What I’d be even more worried about, if I were Nokia, is if some uninformed consumer accidentally buys this phone, thinking they’ll be getting a truly competitive product from a respectable company, instead of a beautifully designed dead end.

You can’t “experiment” with platforms, you have to support them with every fiber of your corporate being. The “swipe” UI is a great idea, and I’m sure Nokia’s New Disruptions skunkworks can come up with plenty of other great ideas, but ultimately users are going to be best served by an OS that’s available on the market, ferociously updated, and widely supported by hardware and software manufacturers.

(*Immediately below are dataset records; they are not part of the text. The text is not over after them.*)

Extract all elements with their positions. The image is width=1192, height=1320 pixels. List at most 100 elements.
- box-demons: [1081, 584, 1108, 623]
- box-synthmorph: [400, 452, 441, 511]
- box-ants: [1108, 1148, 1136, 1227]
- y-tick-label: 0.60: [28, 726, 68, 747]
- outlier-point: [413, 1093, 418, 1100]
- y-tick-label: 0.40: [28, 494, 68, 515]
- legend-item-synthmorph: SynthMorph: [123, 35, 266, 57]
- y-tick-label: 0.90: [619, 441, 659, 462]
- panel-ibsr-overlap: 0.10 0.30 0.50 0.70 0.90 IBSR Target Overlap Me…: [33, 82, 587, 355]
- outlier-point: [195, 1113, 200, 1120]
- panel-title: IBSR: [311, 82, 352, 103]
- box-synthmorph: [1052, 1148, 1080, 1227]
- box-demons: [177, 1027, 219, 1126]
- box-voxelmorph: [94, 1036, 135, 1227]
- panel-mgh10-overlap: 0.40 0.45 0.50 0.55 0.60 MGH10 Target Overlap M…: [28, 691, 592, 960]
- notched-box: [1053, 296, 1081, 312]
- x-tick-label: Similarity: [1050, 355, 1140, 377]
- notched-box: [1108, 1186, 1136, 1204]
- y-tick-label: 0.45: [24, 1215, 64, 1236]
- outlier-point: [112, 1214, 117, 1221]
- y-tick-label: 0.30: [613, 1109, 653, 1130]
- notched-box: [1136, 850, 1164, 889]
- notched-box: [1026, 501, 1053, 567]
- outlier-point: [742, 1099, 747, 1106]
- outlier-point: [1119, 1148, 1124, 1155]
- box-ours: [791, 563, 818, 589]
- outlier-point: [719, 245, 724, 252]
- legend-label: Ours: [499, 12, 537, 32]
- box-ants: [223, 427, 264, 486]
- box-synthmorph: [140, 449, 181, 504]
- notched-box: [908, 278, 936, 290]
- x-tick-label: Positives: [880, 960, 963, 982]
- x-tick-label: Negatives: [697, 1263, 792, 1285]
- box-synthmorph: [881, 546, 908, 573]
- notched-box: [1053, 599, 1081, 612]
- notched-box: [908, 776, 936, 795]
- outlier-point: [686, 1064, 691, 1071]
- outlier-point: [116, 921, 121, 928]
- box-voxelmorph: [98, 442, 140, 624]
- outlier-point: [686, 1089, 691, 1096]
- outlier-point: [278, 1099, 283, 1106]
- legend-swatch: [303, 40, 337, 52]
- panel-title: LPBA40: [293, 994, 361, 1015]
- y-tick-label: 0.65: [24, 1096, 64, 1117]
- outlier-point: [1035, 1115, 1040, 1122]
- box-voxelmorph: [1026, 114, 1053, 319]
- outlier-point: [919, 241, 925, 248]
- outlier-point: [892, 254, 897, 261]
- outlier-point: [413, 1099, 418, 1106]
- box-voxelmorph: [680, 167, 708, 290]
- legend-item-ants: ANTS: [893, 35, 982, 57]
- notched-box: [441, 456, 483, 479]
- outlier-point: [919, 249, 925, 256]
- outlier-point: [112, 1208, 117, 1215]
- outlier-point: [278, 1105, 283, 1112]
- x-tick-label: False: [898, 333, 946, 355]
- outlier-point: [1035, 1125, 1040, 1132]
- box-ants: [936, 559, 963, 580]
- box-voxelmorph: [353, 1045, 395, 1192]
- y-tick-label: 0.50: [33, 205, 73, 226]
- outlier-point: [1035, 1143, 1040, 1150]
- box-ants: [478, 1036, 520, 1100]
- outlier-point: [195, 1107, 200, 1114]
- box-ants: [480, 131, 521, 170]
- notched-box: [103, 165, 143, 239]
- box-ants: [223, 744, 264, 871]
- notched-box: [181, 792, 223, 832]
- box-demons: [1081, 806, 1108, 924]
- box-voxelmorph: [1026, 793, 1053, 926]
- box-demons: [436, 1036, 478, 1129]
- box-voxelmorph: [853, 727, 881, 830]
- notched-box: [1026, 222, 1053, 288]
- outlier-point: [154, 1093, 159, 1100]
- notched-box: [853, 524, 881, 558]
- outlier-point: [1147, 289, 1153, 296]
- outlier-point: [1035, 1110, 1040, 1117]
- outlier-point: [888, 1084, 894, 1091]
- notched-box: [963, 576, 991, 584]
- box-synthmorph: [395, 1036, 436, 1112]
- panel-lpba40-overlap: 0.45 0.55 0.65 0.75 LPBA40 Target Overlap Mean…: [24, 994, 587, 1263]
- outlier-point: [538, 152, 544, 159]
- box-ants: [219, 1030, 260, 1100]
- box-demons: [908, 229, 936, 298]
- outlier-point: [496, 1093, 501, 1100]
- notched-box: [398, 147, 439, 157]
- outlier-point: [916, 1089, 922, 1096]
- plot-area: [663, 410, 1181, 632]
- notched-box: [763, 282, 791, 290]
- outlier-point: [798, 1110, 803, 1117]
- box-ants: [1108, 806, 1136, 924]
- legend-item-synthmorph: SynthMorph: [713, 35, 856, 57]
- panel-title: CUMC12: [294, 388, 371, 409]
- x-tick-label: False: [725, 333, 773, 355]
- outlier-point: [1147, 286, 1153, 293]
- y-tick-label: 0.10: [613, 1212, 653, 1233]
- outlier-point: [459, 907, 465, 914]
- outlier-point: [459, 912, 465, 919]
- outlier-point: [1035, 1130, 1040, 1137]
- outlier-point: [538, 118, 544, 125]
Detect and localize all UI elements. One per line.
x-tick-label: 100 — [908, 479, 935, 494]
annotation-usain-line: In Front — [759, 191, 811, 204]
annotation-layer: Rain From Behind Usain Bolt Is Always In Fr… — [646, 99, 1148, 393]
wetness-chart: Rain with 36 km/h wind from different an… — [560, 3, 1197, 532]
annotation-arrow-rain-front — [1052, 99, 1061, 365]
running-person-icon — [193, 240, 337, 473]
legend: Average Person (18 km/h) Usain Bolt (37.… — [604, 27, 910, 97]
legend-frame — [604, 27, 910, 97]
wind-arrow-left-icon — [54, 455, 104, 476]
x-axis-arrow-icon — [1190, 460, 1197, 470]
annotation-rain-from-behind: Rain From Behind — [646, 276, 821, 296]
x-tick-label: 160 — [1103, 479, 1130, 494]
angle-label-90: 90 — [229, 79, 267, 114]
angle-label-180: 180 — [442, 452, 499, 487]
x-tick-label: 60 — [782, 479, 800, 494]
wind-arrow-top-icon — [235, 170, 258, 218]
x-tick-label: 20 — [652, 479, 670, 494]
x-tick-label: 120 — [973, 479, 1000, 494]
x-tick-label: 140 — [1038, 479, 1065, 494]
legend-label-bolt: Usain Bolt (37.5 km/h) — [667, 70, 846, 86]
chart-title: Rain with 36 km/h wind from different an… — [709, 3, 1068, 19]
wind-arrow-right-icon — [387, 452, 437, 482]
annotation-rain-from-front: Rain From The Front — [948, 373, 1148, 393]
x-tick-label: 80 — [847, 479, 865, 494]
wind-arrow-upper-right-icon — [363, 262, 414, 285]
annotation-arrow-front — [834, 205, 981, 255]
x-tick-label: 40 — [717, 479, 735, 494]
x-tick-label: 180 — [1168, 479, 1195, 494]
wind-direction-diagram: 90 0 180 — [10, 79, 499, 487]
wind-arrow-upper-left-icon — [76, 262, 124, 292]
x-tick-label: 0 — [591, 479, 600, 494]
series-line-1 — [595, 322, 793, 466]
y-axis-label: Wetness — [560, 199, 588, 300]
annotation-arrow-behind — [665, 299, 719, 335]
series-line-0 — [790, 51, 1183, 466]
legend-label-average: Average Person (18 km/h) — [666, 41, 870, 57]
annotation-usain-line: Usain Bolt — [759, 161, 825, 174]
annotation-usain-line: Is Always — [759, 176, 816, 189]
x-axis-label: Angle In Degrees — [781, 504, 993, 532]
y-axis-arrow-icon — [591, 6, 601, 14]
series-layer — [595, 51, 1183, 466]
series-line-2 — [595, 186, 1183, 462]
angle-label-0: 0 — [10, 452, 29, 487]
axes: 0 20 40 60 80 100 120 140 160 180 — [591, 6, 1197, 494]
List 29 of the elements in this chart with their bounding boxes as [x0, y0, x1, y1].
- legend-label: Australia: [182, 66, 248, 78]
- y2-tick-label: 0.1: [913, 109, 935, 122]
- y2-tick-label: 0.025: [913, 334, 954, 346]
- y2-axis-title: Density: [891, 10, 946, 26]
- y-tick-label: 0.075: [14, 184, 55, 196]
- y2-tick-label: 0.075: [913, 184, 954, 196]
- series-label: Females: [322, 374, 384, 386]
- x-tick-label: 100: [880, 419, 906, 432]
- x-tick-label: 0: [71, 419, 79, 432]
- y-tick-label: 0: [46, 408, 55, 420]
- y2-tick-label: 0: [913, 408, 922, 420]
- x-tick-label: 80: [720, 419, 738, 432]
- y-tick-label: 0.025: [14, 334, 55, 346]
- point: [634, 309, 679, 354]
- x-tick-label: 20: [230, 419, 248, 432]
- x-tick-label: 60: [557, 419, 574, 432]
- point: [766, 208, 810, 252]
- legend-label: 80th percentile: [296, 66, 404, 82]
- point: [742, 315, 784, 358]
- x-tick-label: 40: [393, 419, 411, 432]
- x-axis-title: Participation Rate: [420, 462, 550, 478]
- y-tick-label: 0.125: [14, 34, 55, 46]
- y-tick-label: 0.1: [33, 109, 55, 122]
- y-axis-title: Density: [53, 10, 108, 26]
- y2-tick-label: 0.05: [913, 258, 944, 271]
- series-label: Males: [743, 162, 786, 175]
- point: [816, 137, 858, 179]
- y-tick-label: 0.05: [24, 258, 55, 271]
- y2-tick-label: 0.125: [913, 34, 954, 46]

That OS, according to Nokia, is Windows Phone 7, and my best hope for seeing any of these (and future) innovations out of New Disruptions is for Nokia to fold them into Microsoft’s OS. Hopefully “swipe” is first on that list.
 
OP
S

SwiftLover

Broken In
Run Android apps on the Nokia N9!!!

Alien Dalvik will let you run Android apps on the Nokia N9



In case you were worried about application support for the N9, you have one less reason to worry now. Along with applications created specifically for the phone, you will even be able to run Android applications on it.


Thanks to a little something called the Alien Dalvik, a software that lets you run unmodified Android application on non-Android devices. All the developers have to do is repackage the .apk files and the applications can be used on other devices running Alien Dalvik. The application is able to utilize the full potential of the hardware and the user experience is virtually identical to that of using it on regular Android device. The software emulates the hardware controls on Android devices so the application can be controlled on non-Android devices.
According to Myriad, the developers of Alien Dalvik, it will be made available for MeeGo sometime later this year.